Başıyla onaylayarak kucağına aldı. Her dakka bir şey olacak korkusuyla tedirgin davranışları oluyordu. Doğru bir şekilde yaptıktan sonra yatağa yatırarak Cüneyt'i inceledik. Cüneyt kusunca içini çekmesi, korkması bana komik geliyordu. Hoşumada gidiyordu. Ama böyle bir yuvayı hiç haketmiyordu. Hiç.

Her dakka ona kinim vardı fakat Cüneyt'in babasıydı. Bu yüzden kıyamıyordum. Onu yavrusundan alıkoymaya gönlüm el vermiyordu.
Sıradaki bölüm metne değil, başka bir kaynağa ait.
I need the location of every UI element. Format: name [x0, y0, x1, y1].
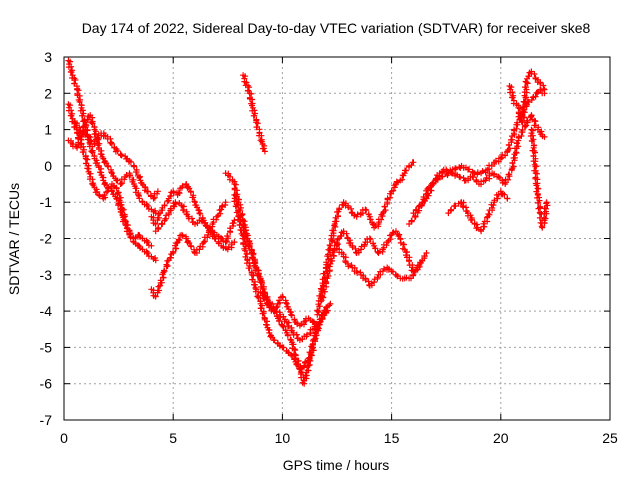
x-tick-label: 25 — [602, 430, 618, 446]
series-9-markers — [231, 191, 330, 373]
series-11 — [240, 72, 268, 155]
y-tick-label: 0 — [44, 158, 52, 174]
series-3 — [65, 112, 159, 217]
y-tick-label: -2 — [40, 231, 53, 247]
series-4 — [71, 119, 161, 202]
series-14-markers — [318, 228, 430, 304]
series-4-markers — [71, 119, 161, 202]
y-axis-tick-labels: -7 -6 -5 -4 -3 -2 -1 0 1 2 3 — [40, 49, 53, 428]
data-points — [65, 57, 551, 387]
y-tick-label: -4 — [40, 303, 53, 319]
series-20 — [527, 126, 551, 231]
y-tick-label: 2 — [44, 85, 52, 101]
series-12 — [257, 289, 334, 344]
series-6 — [148, 181, 238, 246]
series-12-markers — [257, 289, 334, 344]
series-9 — [231, 191, 330, 373]
series-1-markers — [65, 57, 159, 264]
y-tick-label: 1 — [44, 122, 52, 138]
series-20-markers — [527, 126, 551, 231]
y-tick-label: -3 — [40, 267, 53, 283]
series-7-markers — [152, 199, 238, 253]
x-tick-label: 5 — [169, 430, 177, 446]
series-17-markers — [410, 112, 548, 217]
series-19 — [506, 68, 548, 126]
x-axis-tick-labels: 0 5 10 15 20 25 — [60, 430, 618, 446]
series-11-markers — [240, 72, 268, 155]
x-tick-label: 15 — [384, 430, 400, 446]
series-1 — [65, 57, 159, 264]
y-tick-label: 3 — [44, 49, 52, 65]
y-tick-label: -7 — [40, 412, 53, 428]
series-15 — [331, 239, 426, 289]
series-7 — [152, 199, 238, 253]
grid — [64, 57, 610, 420]
y-tick-label: -6 — [40, 376, 53, 392]
y-axis-label: SDTVAR / TECUs — [6, 183, 22, 295]
x-axis-label: GPS time / hours — [283, 457, 390, 473]
chart-title: Day 174 of 2022, Sidereal Day-to-day VTE… — [82, 20, 591, 36]
series-6-markers — [148, 181, 238, 246]
series-19-markers — [506, 68, 548, 126]
y-tick-label: -1 — [40, 194, 53, 210]
series-14 — [318, 228, 430, 304]
axis-ticks — [63, 56, 611, 421]
series-17 — [410, 112, 548, 217]
x-tick-label: 0 — [60, 430, 68, 446]
series-3-markers — [65, 112, 159, 217]
x-tick-label: 20 — [493, 430, 509, 446]
x-tick-label: 10 — [275, 430, 291, 446]
series-15-markers — [331, 239, 426, 289]
series-18-markers — [445, 188, 511, 235]
y-tick-label: -5 — [40, 339, 53, 355]
series-18 — [445, 188, 511, 235]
Cüneyt'i de babasından almayı göze alamıyordum.

"Bu kokuttu sanki."dedi burun kıvırıp gülerek.

Resmen bebek olunca içindeki çocuğu ortaya çıkardı. Bunun böyle olacağını söyleseler asla inanmazdım. Faruk normalde kaba şiddet gösteren kibirli biriydi. Peki ya şimdi?

"Hadi alalım o zaman altını."dedim yataktan kalkarak dolaptan bez ıslak mendil ve alt açma pedini alarak.

Faruk kucağına alarak serdiğim pede yatırdı sonra ise beni izledi.

"İstersen beraber yapabiliriz."dedim gözlerinin içine bakarak.

"Sen iyi misin?"dedi ciddi bakışlarıyla.

"Anlamadım?"

"Nasıl bu kadar iyi olabiliyorsun? Doğum yaptığından beri hiç yanına gelmedim. Sana iyi davranan biri bile değilim. Nasıl yani?"

"Faruk, ben istemesemde sen babasın. Cüneyt'in sana çok ihtiyacı var. Senden alamam onu. Yoksa doğru diyorsun. Bu kadar iyi olamam ben."dedim Cüneytin altını silerek.

Sonra ise eski yüz ifademe geri dönerek "Hadi bezini sen bağla."dedim

Gülerek yapmaya çalıştı. O kadar titiz davranışları vardı ki kahkaha attım. İlk defa, ilk defa evet ilk defa beraber gülüştük.